Katherine Van Winkle Palmer grew up in Oakville, Washington. She was the only female member of her high school graduating class who went to college. At the University of Washington, she became a member of the Alpha Theta chapter of Alpha Delta Pi.
She served as chapter president and was a member of the Class of 1918. According to an article in a 1920 edition of The Adelphean, she became interested in geology:
while studying with Dr. C. E. Weaver, who was a patron of the sorority. The last two quarters of her senior year, Katherine spent at the University of Oregon as an assistant in the department of geology and paleontology. She also took enough courses to enable her to graduate with her class at Washington.
Her senior thesis was on the Oligocene fossils of the Chehalis Valley in Washington. With Dr. Weaver as her advisor, she studied the fossils of this area of Washington. She reported on 24 previously undescribed species of clams and snails and presented evidence of a faunal zone of the lower Oligicene age. Her report of her discoveries, Paleontology of the Oligicene of the Chehalis Valley, Washington, was published in a University of Washington geology bulletin.
After graduation, she traveled across the country to Ithaca, New York, where she was awarded a scholarship for graduate study at Cornell University. There she met two men who were influential in her life. In 1921, she married Ephraim Laurence Palmer, who earned a Ph.D. from Cornell in 1917. The second man was Cornell professor Gilbert Harris.
In 1932, Harris and Katherine Van Winkle Palmer established the Paleontological Research Institute. From 1952 until 1978, Palmer was the Institute’s Director. They founded two publications and she was integral in the publication of 150 issues of the Bulletin of American Paleontology and 20 issues of Palaeontographica Americana. She was a life trustee of both publications. Her research resulted in more than 150 publications.

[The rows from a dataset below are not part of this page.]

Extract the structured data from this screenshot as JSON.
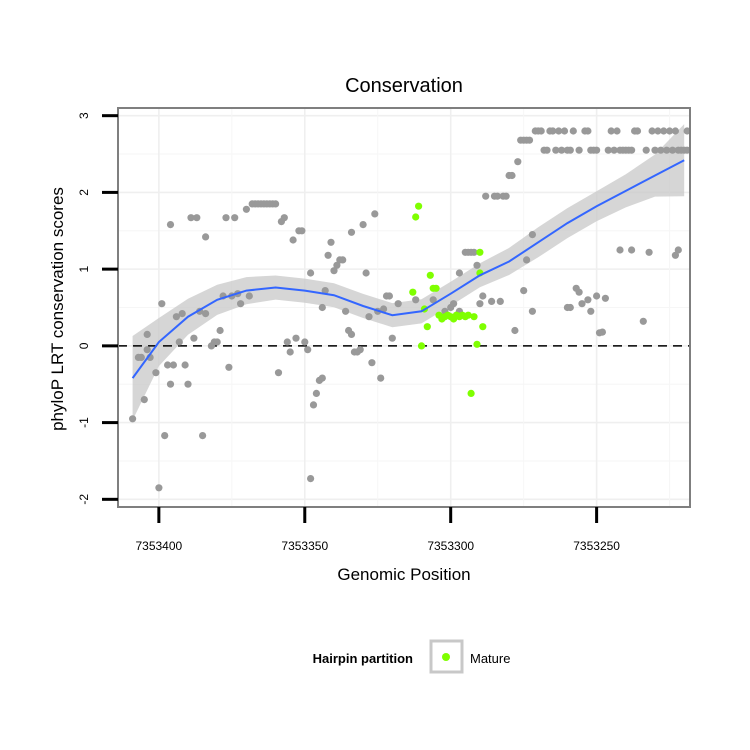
{
  "chart_data": {
    "type": "scatter",
    "title": "Conservation",
    "xlabel": "Genomic Position",
    "ylabel": "phyloP LRT conservation scores",
    "x_reversed": true,
    "xlim": [
      7353414,
      7353218
    ],
    "ylim": [
      -2.1,
      3.1
    ],
    "x_ticks": [
      7353400,
      7353350,
      7353300,
      7353250
    ],
    "x_tick_labels": [
      "7353400",
      "7353350",
      "7353300",
      "7353250"
    ],
    "y_ticks": [
      -2,
      -1,
      0,
      1,
      2,
      3
    ],
    "y_tick_labels": [
      "-2",
      "-1",
      "0",
      "1",
      "2",
      "3"
    ],
    "grid": true,
    "reference_line": {
      "y": 0,
      "style": "dashed"
    },
    "legend": {
      "title": "Hairpin partition",
      "entries": [
        {
          "label": "Mature",
          "color": "#7fff00"
        }
      ],
      "placement": "bottom"
    },
    "colors": {
      "other": "#999999",
      "mature": "#7fff00",
      "smooth": "#3366ff",
      "band": "#c8c8c8"
    },
    "series": [
      {
        "name": "",
        "color": "#999999",
        "points": [
          [
            7353409,
            -0.95
          ],
          [
            7353407,
            -0.15
          ],
          [
            7353406,
            -0.15
          ],
          [
            7353405,
            -0.7
          ],
          [
            7353404,
            -0.05
          ],
          [
            7353404,
            0.15
          ],
          [
            7353403,
            -0.15
          ],
          [
            7353401,
            -0.35
          ],
          [
            7353400,
            -1.85
          ],
          [
            7353399,
            0.55
          ],
          [
            7353398,
            -1.17
          ],
          [
            7353397,
            -0.25
          ],
          [
            7353396,
            -0.5
          ],
          [
            7353396,
            1.58
          ],
          [
            7353395,
            -0.25
          ],
          [
            7353394,
            0.38
          ],
          [
            7353393,
            0.05
          ],
          [
            7353392,
            0.42
          ],
          [
            7353391,
            -0.25
          ],
          [
            7353390,
            -0.5
          ],
          [
            7353389,
            1.67
          ],
          [
            7353388,
            0.1
          ],
          [
            7353387,
            1.67
          ],
          [
            7353386,
            0.45
          ],
          [
            7353385,
            -1.17
          ],
          [
            7353384,
            0.42
          ],
          [
            7353384,
            1.42
          ],
          [
            7353382,
            0.0
          ],
          [
            7353381,
            0.05
          ],
          [
            7353380,
            0.05
          ],
          [
            7353379,
            0.2
          ],
          [
            7353378,
            0.65
          ],
          [
            7353377,
            1.67
          ],
          [
            7353376,
            -0.28
          ],
          [
            7353375,
            0.65
          ],
          [
            7353374,
            1.67
          ],
          [
            7353373,
            0.68
          ],
          [
            7353372,
            0.55
          ],
          [
            7353370,
            1.78
          ],
          [
            7353369,
            0.65
          ],
          [
            7353368,
            1.85
          ],
          [
            7353367,
            1.85
          ],
          [
            7353366,
            1.85
          ],
          [
            7353365,
            1.85
          ],
          [
            7353364,
            1.85
          ],
          [
            7353363,
            1.85
          ],
          [
            7353362,
            1.85
          ],
          [
            7353361,
            1.85
          ],
          [
            7353360,
            1.85
          ],
          [
            7353359,
            -0.35
          ],
          [
            7353358,
            1.62
          ],
          [
            7353357,
            1.67
          ],
          [
            7353356,
            0.05
          ],
          [
            7353355,
            -0.08
          ],
          [
            7353354,
            1.38
          ],
          [
            7353353,
            0.1
          ],
          [
            7353352,
            1.5
          ],
          [
            7353351,
            1.5
          ],
          [
            7353350,
            0.05
          ],
          [
            7353349,
            -0.05
          ],
          [
            7353348,
            -1.73
          ],
          [
            7353348,
            0.95
          ],
          [
            7353347,
            -0.77
          ],
          [
            7353346,
            -0.62
          ],
          [
            7353345,
            -0.45
          ],
          [
            7353344,
            -0.42
          ],
          [
            7353344,
            0.5
          ],
          [
            7353343,
            0.72
          ],
          [
            7353342,
            1.18
          ],
          [
            7353341,
            1.35
          ],
          [
            7353340,
            0.98
          ],
          [
            7353339,
            1.05
          ],
          [
            7353338,
            1.12
          ],
          [
            7353337,
            1.12
          ],
          [
            7353336,
            0.45
          ],
          [
            7353335,
            0.2
          ],
          [
            7353334,
            0.15
          ],
          [
            7353334,
            1.48
          ],
          [
            7353333,
            -0.08
          ],
          [
            7353332,
            -0.08
          ],
          [
            7353331,
            -0.05
          ],
          [
            7353330,
            1.58
          ],
          [
            7353329,
            0.95
          ],
          [
            7353328,
            0.38
          ],
          [
            7353327,
            -0.22
          ],
          [
            7353326,
            1.72
          ],
          [
            7353325,
            0.45
          ],
          [
            7353324,
            -0.42
          ],
          [
            7353323,
            0.48
          ],
          [
            7353322,
            0.65
          ],
          [
            7353321,
            0.65
          ],
          [
            7353320,
            0.1
          ],
          [
            7353318,
            0.55
          ],
          [
            7353312,
            0.6
          ],
          [
            7353306,
            0.6
          ],
          [
            7353302,
            0.45
          ],
          [
            7353300,
            0.5
          ],
          [
            7353299,
            0.55
          ],
          [
            7353298,
            0.4
          ],
          [
            7353297,
            0.45
          ],
          [
            7353297,
            0.95
          ],
          [
            7353295,
            1.22
          ],
          [
            7353294,
            1.22
          ],
          [
            7353293,
            1.22
          ],
          [
            7353292,
            1.22
          ],
          [
            7353291,
            1.05
          ],
          [
            7353290,
            0.55
          ],
          [
            7353289,
            0.65
          ],
          [
            7353288,
            1.95
          ],
          [
            7353286,
            0.58
          ],
          [
            7353285,
            1.95
          ],
          [
            7353284,
            1.95
          ],
          [
            7353283,
            0.58
          ],
          [
            7353282,
            1.95
          ],
          [
            7353281,
            1.95
          ],
          [
            7353280,
            2.22
          ],
          [
            7353279,
            2.22
          ],
          [
            7353278,
            0.2
          ],
          [
            7353277,
            2.4
          ],
          [
            7353276,
            2.68
          ],
          [
            7353275,
            0.72
          ],
          [
            7353275,
            2.68
          ],
          [
            7353274,
            1.12
          ],
          [
            7353274,
            2.68
          ],
          [
            7353273,
            2.68
          ],
          [
            7353272,
            0.45
          ],
          [
            7353272,
            1.45
          ],
          [
            7353271,
            2.8
          ],
          [
            7353270,
            2.8
          ],
          [
            7353269,
            2.8
          ],
          [
            7353268,
            2.55
          ],
          [
            7353267,
            2.55
          ],
          [
            7353266,
            2.8
          ],
          [
            7353265,
            2.8
          ],
          [
            7353264,
            2.55
          ],
          [
            7353263,
            2.8
          ],
          [
            7353262,
            2.55
          ],
          [
            7353261,
            2.8
          ],
          [
            7353260,
            0.5
          ],
          [
            7353260,
            2.55
          ],
          [
            7353259,
            0.5
          ],
          [
            7353259,
            2.55
          ],
          [
            7353258,
            2.8
          ],
          [
            7353257,
            0.75
          ],
          [
            7353256,
            0.7
          ],
          [
            7353256,
            2.55
          ],
          [
            7353255,
            0.55
          ],
          [
            7353254,
            2.8
          ],
          [
            7353253,
            0.6
          ],
          [
            7353253,
            2.8
          ],
          [
            7353252,
            0.45
          ],
          [
            7353252,
            2.55
          ],
          [
            7353251,
            2.55
          ],
          [
            7353250,
            0.65
          ],
          [
            7353250,
            2.55
          ],
          [
            7353249,
            0.17
          ],
          [
            7353248,
            0.18
          ],
          [
            7353247,
            0.62
          ],
          [
            7353246,
            2.55
          ],
          [
            7353245,
            2.8
          ],
          [
            7353244,
            2.55
          ],
          [
            7353243,
            2.8
          ],
          [
            7353242,
            1.25
          ],
          [
            7353242,
            2.55
          ],
          [
            7353241,
            2.55
          ],
          [
            7353240,
            2.55
          ],
          [
            7353239,
            2.55
          ],
          [
            7353238,
            1.25
          ],
          [
            7353238,
            2.55
          ],
          [
            7353237,
            2.8
          ],
          [
            7353236,
            2.8
          ],
          [
            7353234,
            0.32
          ],
          [
            7353233,
            2.55
          ],
          [
            7353232,
            1.22
          ],
          [
            7353231,
            2.8
          ],
          [
            7353230,
            2.55
          ],
          [
            7353229,
            2.8
          ],
          [
            7353228,
            2.55
          ],
          [
            7353227,
            2.8
          ],
          [
            7353226,
            2.55
          ],
          [
            7353225,
            2.8
          ],
          [
            7353224,
            2.55
          ],
          [
            7353223,
            2.8
          ],
          [
            7353223,
            1.18
          ],
          [
            7353222,
            2.55
          ],
          [
            7353222,
            1.25
          ],
          [
            7353221,
            2.55
          ],
          [
            7353220,
            2.55
          ],
          [
            7353219,
            2.8
          ],
          [
            7353219,
            2.55
          ]
        ]
      },
      {
        "name": "Mature",
        "color": "#7fff00",
        "points": [
          [
            7353313,
            0.7
          ],
          [
            7353312,
            1.68
          ],
          [
            7353311,
            1.82
          ],
          [
            7353310,
            0.0
          ],
          [
            7353309,
            0.48
          ],
          [
            7353308,
            0.25
          ],
          [
            7353307,
            0.92
          ],
          [
            7353306,
            0.75
          ],
          [
            7353305,
            0.75
          ],
          [
            7353304,
            0.4
          ],
          [
            7353303,
            0.35
          ],
          [
            7353302,
            0.38
          ],
          [
            7353301,
            0.4
          ],
          [
            7353300,
            0.38
          ],
          [
            7353299,
            0.35
          ],
          [
            7353298,
            0.4
          ],
          [
            7353297,
            0.38
          ],
          [
            7353296,
            0.4
          ],
          [
            7353295,
            0.38
          ],
          [
            7353294,
            0.4
          ],
          [
            7353293,
            -0.62
          ],
          [
            7353292,
            0.38
          ],
          [
            7353291,
            0.02
          ],
          [
            7353290,
            0.95
          ],
          [
            7353290,
            1.22
          ],
          [
            7353289,
            0.25
          ]
        ]
      }
    ],
    "smooth": {
      "x": [
        7353409,
        7353400,
        7353390,
        7353380,
        7353370,
        7353360,
        7353350,
        7353340,
        7353330,
        7353320,
        7353310,
        7353300,
        7353290,
        7353280,
        7353270,
        7353260,
        7353250,
        7353240,
        7353230,
        7353220
      ],
      "y": [
        -0.42,
        0.05,
        0.38,
        0.6,
        0.72,
        0.76,
        0.72,
        0.66,
        0.52,
        0.4,
        0.45,
        0.68,
        0.92,
        1.1,
        1.35,
        1.6,
        1.82,
        2.02,
        2.22,
        2.42
      ],
      "se": [
        0.28,
        0.16,
        0.12,
        0.1,
        0.09,
        0.08,
        0.08,
        0.08,
        0.08,
        0.08,
        0.08,
        0.08,
        0.08,
        0.09,
        0.1,
        0.1,
        0.1,
        0.11,
        0.14,
        0.24
      ]
    }
  }
}
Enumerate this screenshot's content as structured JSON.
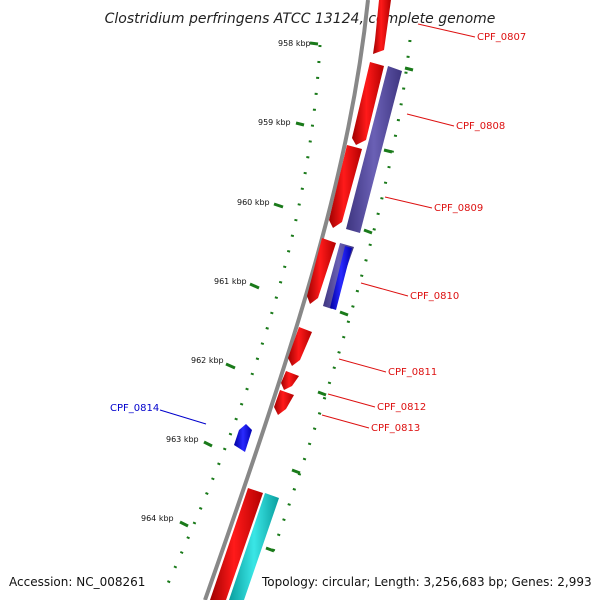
{
  "title": "Clostridium perfringens ATCC 13124, complete genome",
  "footer": {
    "accession": "Accession: NC_008261",
    "topology": "Topology: circular; Length: 3,256,683 bp; Genes: 2,993"
  },
  "ruler": {
    "labels": [
      "958 kbp",
      "959 kbp",
      "960 kbp",
      "961 kbp",
      "962 kbp",
      "963 kbp",
      "964 kbp"
    ]
  },
  "genes": [
    {
      "name": "CPF_0807",
      "color": "#dd1111"
    },
    {
      "name": "CPF_0808",
      "color": "#dd1111"
    },
    {
      "name": "CPF_0809",
      "color": "#dd1111"
    },
    {
      "name": "CPF_0810",
      "color": "#dd1111"
    },
    {
      "name": "CPF_0811",
      "color": "#dd1111"
    },
    {
      "name": "CPF_0812",
      "color": "#dd1111"
    },
    {
      "name": "CPF_0813",
      "color": "#dd1111"
    },
    {
      "name": "CPF_0814",
      "color": "#0000cc"
    }
  ],
  "colors": {
    "forward_cds": "#ff0000",
    "reverse_cds": "#0000ff",
    "purple_track": "#5a4fa0",
    "cyan_track": "#16cccc",
    "backbone": "#888888",
    "ticks": "#1a7a1a"
  }
}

Palmer became a fellow of the Geological Society of America in 1935 and an honorary member of the Society of Economic Paleontologists and Mineralogists in 1966. She was the first female to be awarded the Paleontological Society Medal for her work on Tertiary Mollusca. In 1993, the Paleontological Research Institution established the Katherine Palmer Award for amateur contributions to paleontology. These are but a few of her professional recognitions. Before her death in 1982 she published the first history of the Paleontological Research Institution.